With shaking hands, he reached into his pocket and pulled out a packet of cigarettes. He'd bummed them from an outreach worker who was trying to discern why a twenty-eight-year-old man with an I.Q. off the charts had dropped out of society to spend his life down by the docks, sucking the occasional dick for money and strumming an out-of-tune guitar on the subway. He lit a smoke and sat there thinking about the young woman who had come down to the docks to ask questions. She had meant well, but had reminded him of a time he preferred not to think about.
"It's quiet here," he had told the social worker. "Don't see a whole lot of synths down at the docks anymore." Industry had pretty much all been shipped out to China, and the docks were the only place that hadn't turned into a mass of technology stores and fast food joints.
"You don't like synths?" The young woman was taken aback, as if he'd said something quite frightening. He saw her hooded sweatshirt underneath her jacket read "Equal Rights For All—Synth Rights League." Black hair was highlighted with shocking pink streaks and she wore a leather jacket and brand-name pants that looked pricey.
"I've got nothing against them. I even wanted to be a synth tech once. I even took the course, but I dropped out when my boyfriend died," Elias explained.
"So that's how you wound up here? Down by the docks, turning tricks?" Her nose turned up a little, and Elias snorted in amusement. They were worlds apart, and her concern was not enough to bridge the gap. Sincere as she was, she simply didn't have the life experience needed to relate to him.
"Over ten years ago, yes. One minute, we were driving down the Interstate. The next, a synth-driven flower delivery van bailed over the median and right onto our windshield. I escaped with my life, but Brynn wasn't so lucky. His head was severed from his body in just a fraction of a second."
"Do you blame the synth?" The girl eyed Elias with a mixture of compassion and pity.
"No. His master was the one who fucked up. He thought the synth was fucking his wife and programmed him to turn off at three p.m. every day—the time he thought the synth was banging his wife. Turns out the wife just had the synth helping her out at work and he was driving the van when he shut down. The negligence charges never stuck."
"I could find you a job. You could move into a nice little apartment." The woman twirled her finger as if handing him a ca
rrot he hadn't been offered a hundred times.

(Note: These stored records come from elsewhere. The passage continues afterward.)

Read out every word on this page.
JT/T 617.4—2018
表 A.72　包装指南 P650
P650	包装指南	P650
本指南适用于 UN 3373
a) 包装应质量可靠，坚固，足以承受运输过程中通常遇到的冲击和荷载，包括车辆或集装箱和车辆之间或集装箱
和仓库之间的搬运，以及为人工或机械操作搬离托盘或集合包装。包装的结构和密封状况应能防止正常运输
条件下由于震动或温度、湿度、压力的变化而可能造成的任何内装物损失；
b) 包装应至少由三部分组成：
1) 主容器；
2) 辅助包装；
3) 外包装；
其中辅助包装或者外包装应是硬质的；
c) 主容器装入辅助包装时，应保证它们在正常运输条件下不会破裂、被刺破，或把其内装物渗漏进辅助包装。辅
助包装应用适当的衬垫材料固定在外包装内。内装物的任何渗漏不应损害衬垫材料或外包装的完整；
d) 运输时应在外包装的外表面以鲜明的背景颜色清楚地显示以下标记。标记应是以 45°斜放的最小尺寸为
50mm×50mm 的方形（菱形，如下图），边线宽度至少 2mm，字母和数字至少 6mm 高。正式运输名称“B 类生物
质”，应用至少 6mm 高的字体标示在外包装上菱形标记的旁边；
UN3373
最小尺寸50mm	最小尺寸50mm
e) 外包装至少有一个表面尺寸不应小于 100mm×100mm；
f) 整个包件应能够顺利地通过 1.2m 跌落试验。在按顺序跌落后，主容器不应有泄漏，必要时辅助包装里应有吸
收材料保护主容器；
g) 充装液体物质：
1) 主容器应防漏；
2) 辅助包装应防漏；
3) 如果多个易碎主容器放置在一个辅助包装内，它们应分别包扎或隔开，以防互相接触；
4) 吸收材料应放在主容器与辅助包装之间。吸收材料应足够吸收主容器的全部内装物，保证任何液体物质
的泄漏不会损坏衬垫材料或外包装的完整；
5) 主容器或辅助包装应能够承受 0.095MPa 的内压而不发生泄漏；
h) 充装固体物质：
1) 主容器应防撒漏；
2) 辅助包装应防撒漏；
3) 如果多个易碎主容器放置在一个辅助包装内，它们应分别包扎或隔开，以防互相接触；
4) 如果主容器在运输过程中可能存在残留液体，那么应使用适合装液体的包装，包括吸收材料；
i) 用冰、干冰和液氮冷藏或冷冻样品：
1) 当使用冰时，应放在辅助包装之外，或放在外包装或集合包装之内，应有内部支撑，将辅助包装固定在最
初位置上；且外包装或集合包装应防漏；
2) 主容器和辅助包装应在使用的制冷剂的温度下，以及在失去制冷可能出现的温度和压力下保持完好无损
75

"No thanks." It wasn't that he didn't want the warmth and security of a permanent home—he did—but nothing ever seemed to stick. He could never keep a job. He forgot to go to work half the time, mired as he was in depression and saddled with short-term memory defects due to a head injury he'd sustained in the crash. He didn't want to live on welfare—a tiny sliver of pride demanded he make it alone. It was better to be by himself and try to find his purpose down by the water, where he didn't have to rely on anybody else for his survival. Whether he lived or died was up to him. It was the only way of life that afforded him control.
"Is there anything I can do for you? I have to do eighty more hours of this shit. I don't really feel like picking up another case," the girl said.
"A pack of smokes would be nice." Elias smiled, charmed by the woman's blunt honesty. "What's your name, anyway?"
"Caroline. Here." Caroline delved into her pockets and came up with a pack of cigarettes and a lighter.
"Ugh, menthols." Elias turned his nose up in mostly mock disgust, but he wasn't about to look a gift horse in the mouth and took a cigarette.
"The girls' choice." Caroline grinned. "Sorry, it's all I have."
"It'll work. Thanks. Sorry I can't lower your homelessness figures."
"Eh, it's just mandatory community service. Between you and me, I vandalized a Cybot store."
"The battle for synth rights, huh? Keep up the good fight. Hand me your digipad a sec."
"Uh… okay." Caroline reached into her backpack and came up with a small tablet. She handed it to Elias, who brought up the interface. His fingers moved across it with lightning speed. He reached into a dreary, torn backpack and pulled out a tiny flash drive, which he inserted into the bottom.
"There. You're logged for the remaining eighty hours of time. Enjoy your freedom, Caroline." Elias smiled for the first time since meeting Caroline. She looked back at him with wide eyes.